The family of 30-year-old Madelyn Ellen Linsenmeir posted an obituary for her after she died Oct. 7 that appeared in several newspapers and has been widely shared.
Her relatives wrote that she first tried OxyContin at a high school party, starting a relationship with opioids that dominated her life. For years, they wrote, they feared her addiction would claim her life. The obituary did not say how she died.
“To some, Maddie was just a junkie — when they saw her addiction they stopped seeing her. And what a loss for them. Because Maddie was hilarious, and warm, and fearless, and resilient,” they wrote of Linsenmeir, noting she was the mother of a toddler.
Drug addiction is not a choice or weakness, they wrote, and people struggling with it need and deserve empathy and support.
In lieu of flowers, the family asked friends and relatives to consider donating to Turning Point Center, where they said Linsenmeir “felt supported.”

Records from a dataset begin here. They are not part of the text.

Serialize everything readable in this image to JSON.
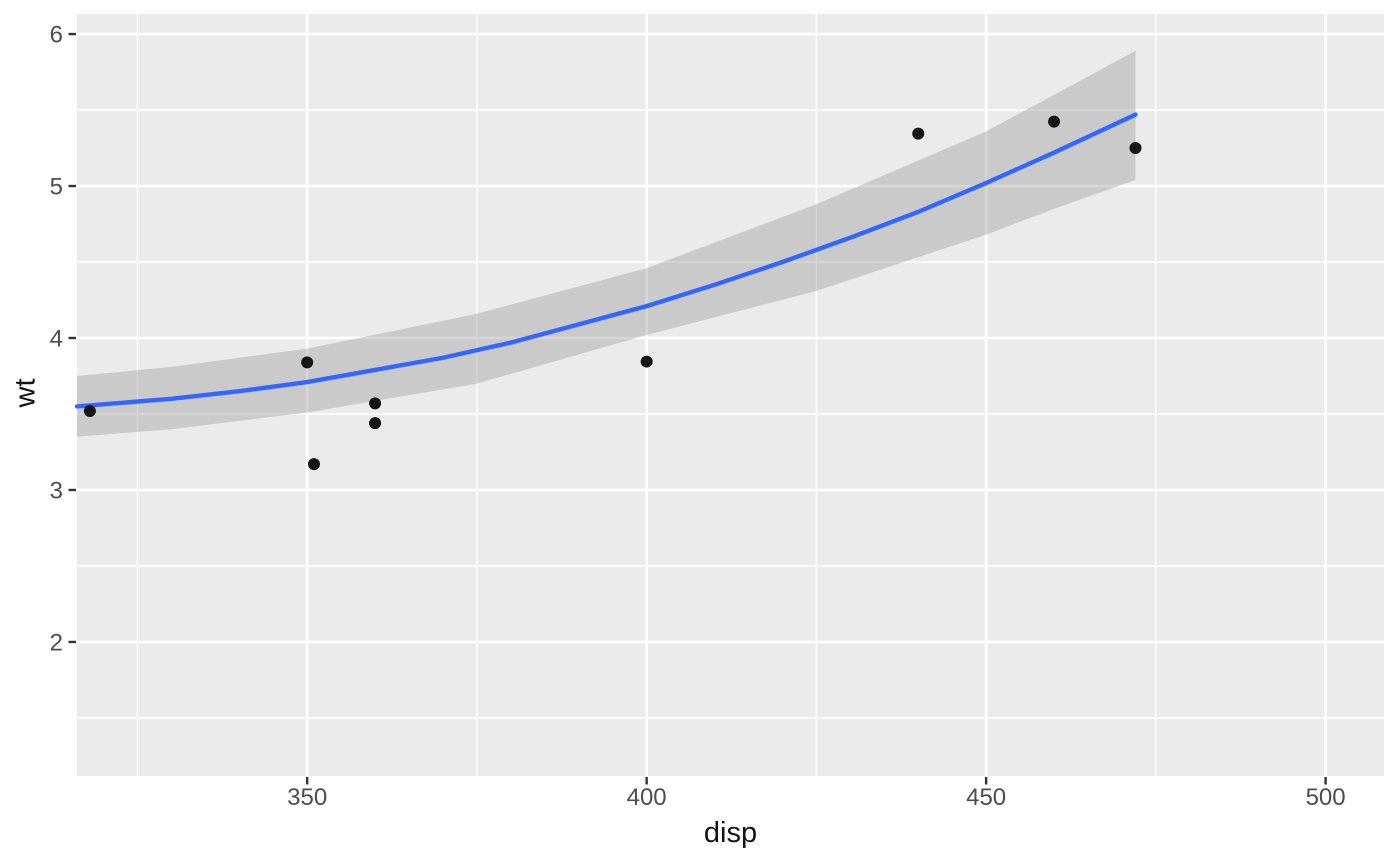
{
  "chart_data": {
    "type": "scatter",
    "title": "",
    "xlabel": "disp",
    "ylabel": "wt",
    "grid": "on",
    "legend": "none",
    "x_domain": [
      316.1,
      508.6
    ],
    "y_domain": [
      1.118,
      6.132
    ],
    "x_major_ticks": [
      350,
      400,
      450,
      500
    ],
    "x_minor_ticks": [
      325,
      375,
      425,
      475
    ],
    "y_major_ticks": [
      2,
      3,
      4,
      5,
      6
    ],
    "y_minor_ticks": [
      1.5,
      2.5,
      3.5,
      4.5,
      5.5
    ],
    "points": [
      [
        318,
        3.52
      ],
      [
        350,
        3.84
      ],
      [
        351,
        3.17
      ],
      [
        360,
        3.44
      ],
      [
        360,
        3.57
      ],
      [
        400,
        3.845
      ],
      [
        440,
        5.345
      ],
      [
        460,
        5.424
      ],
      [
        472,
        5.25
      ]
    ],
    "smooth_line": [
      [
        316.1,
        3.55
      ],
      [
        330,
        3.6
      ],
      [
        340,
        3.65
      ],
      [
        350,
        3.71
      ],
      [
        360,
        3.79
      ],
      [
        370,
        3.87
      ],
      [
        380,
        3.97
      ],
      [
        390,
        4.09
      ],
      [
        400,
        4.21
      ],
      [
        410,
        4.35
      ],
      [
        420,
        4.5
      ],
      [
        430,
        4.66
      ],
      [
        440,
        4.83
      ],
      [
        450,
        5.02
      ],
      [
        460,
        5.22
      ],
      [
        472,
        5.47
      ]
    ],
    "ribbon_x": [
      316.1,
      330,
      350,
      375,
      400,
      425,
      450,
      460,
      472
    ],
    "ribbon_upper": [
      3.75,
      3.81,
      3.93,
      4.16,
      4.46,
      4.88,
      5.36,
      5.6,
      5.89
    ],
    "ribbon_lower": [
      3.35,
      3.4,
      3.51,
      3.7,
      4.02,
      4.31,
      4.68,
      4.85,
      5.04
    ]
  },
  "style": {
    "background": "#FFFFFF",
    "panel_fill": "#EBEBEB",
    "grid_color": "#FFFFFF",
    "ribbon_color": "#999999",
    "ribbon_opacity": "0.4",
    "smooth_line_color": "#3366FF",
    "point_color": "#151515",
    "tick_mark_color": "#333333",
    "tick_label_color": "#4D4D4D",
    "axis_title_color": "#141414"
  }
}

By Wednesday, the center had received more than 100 donations, ranging from $5 to $1,000, said Larry De Carolis, executive director.

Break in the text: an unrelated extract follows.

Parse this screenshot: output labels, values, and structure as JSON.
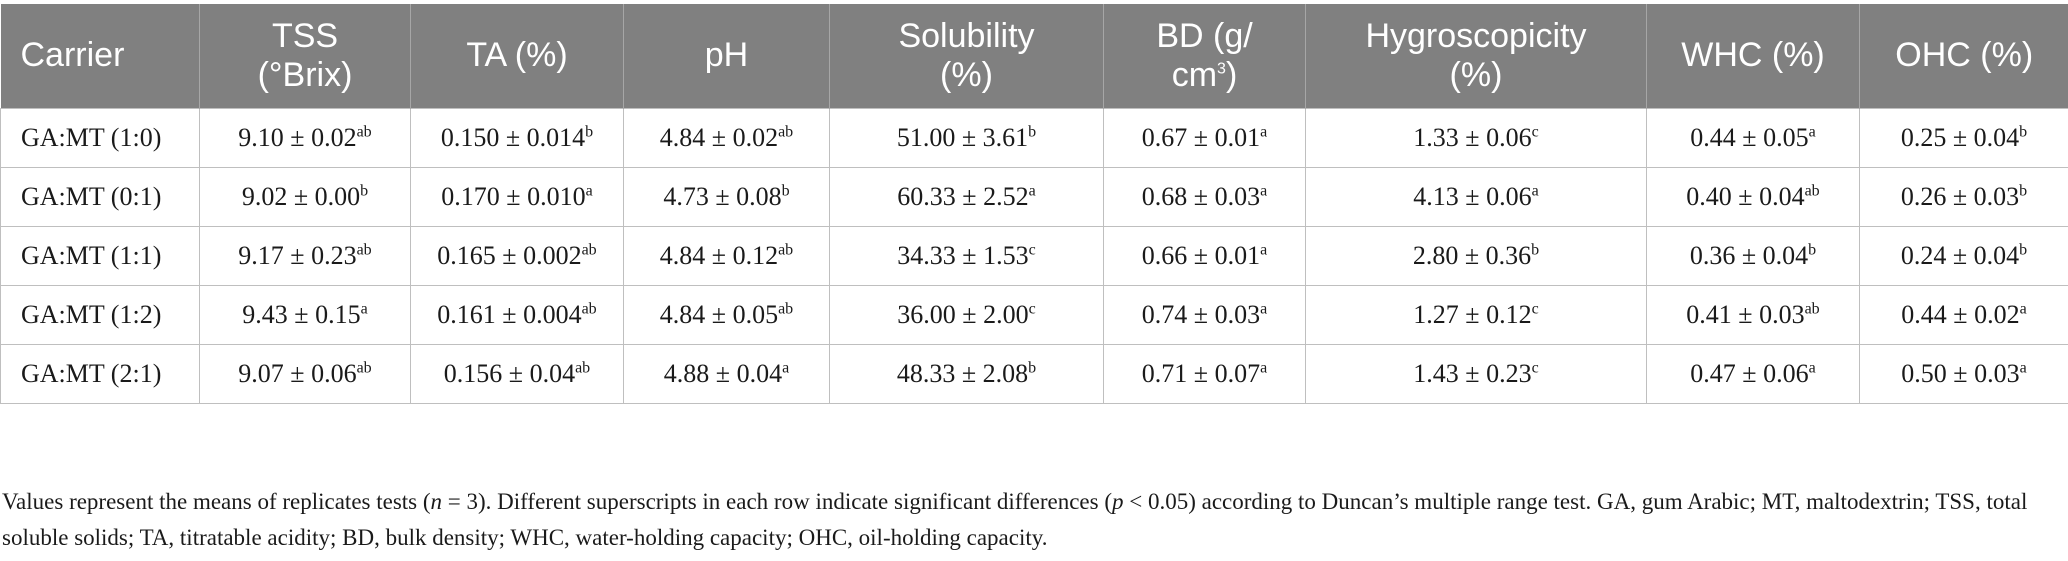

“We’ve been overwhelmed by the generosity,” he said. “Many of them have been from people who lost a loved one; many are from people who have struggled with addiction themselves and are in recovery now, and many are just citizens who were touched by the obituary and wanted to do something.”
Burlington Police Chief Brandon del Pozo lamented on Facebook that people were paying attention to her particular story and not the larger problem of the many who have died opioid-related deaths.
“And what about the rest of the victims, who weren’t as beautiful and lived in downtrodden cities or the rust belt? They too had mothers who cried for them and blamed themselves,” he wrote.
More work needs to be done, he said, to help the others who will be next.
“They are all human beings and they need our help. Go. Get to work,” he wrote. “We still need to earn the feelings her obituary inspired in us. We should have felt them years ago.”
The Vermont Health Department said Linsenmeir died out of state but didn’t know where. She had spent time in Sarasota, Florida; Keene, New Hampshire; and Boulder, Colorado.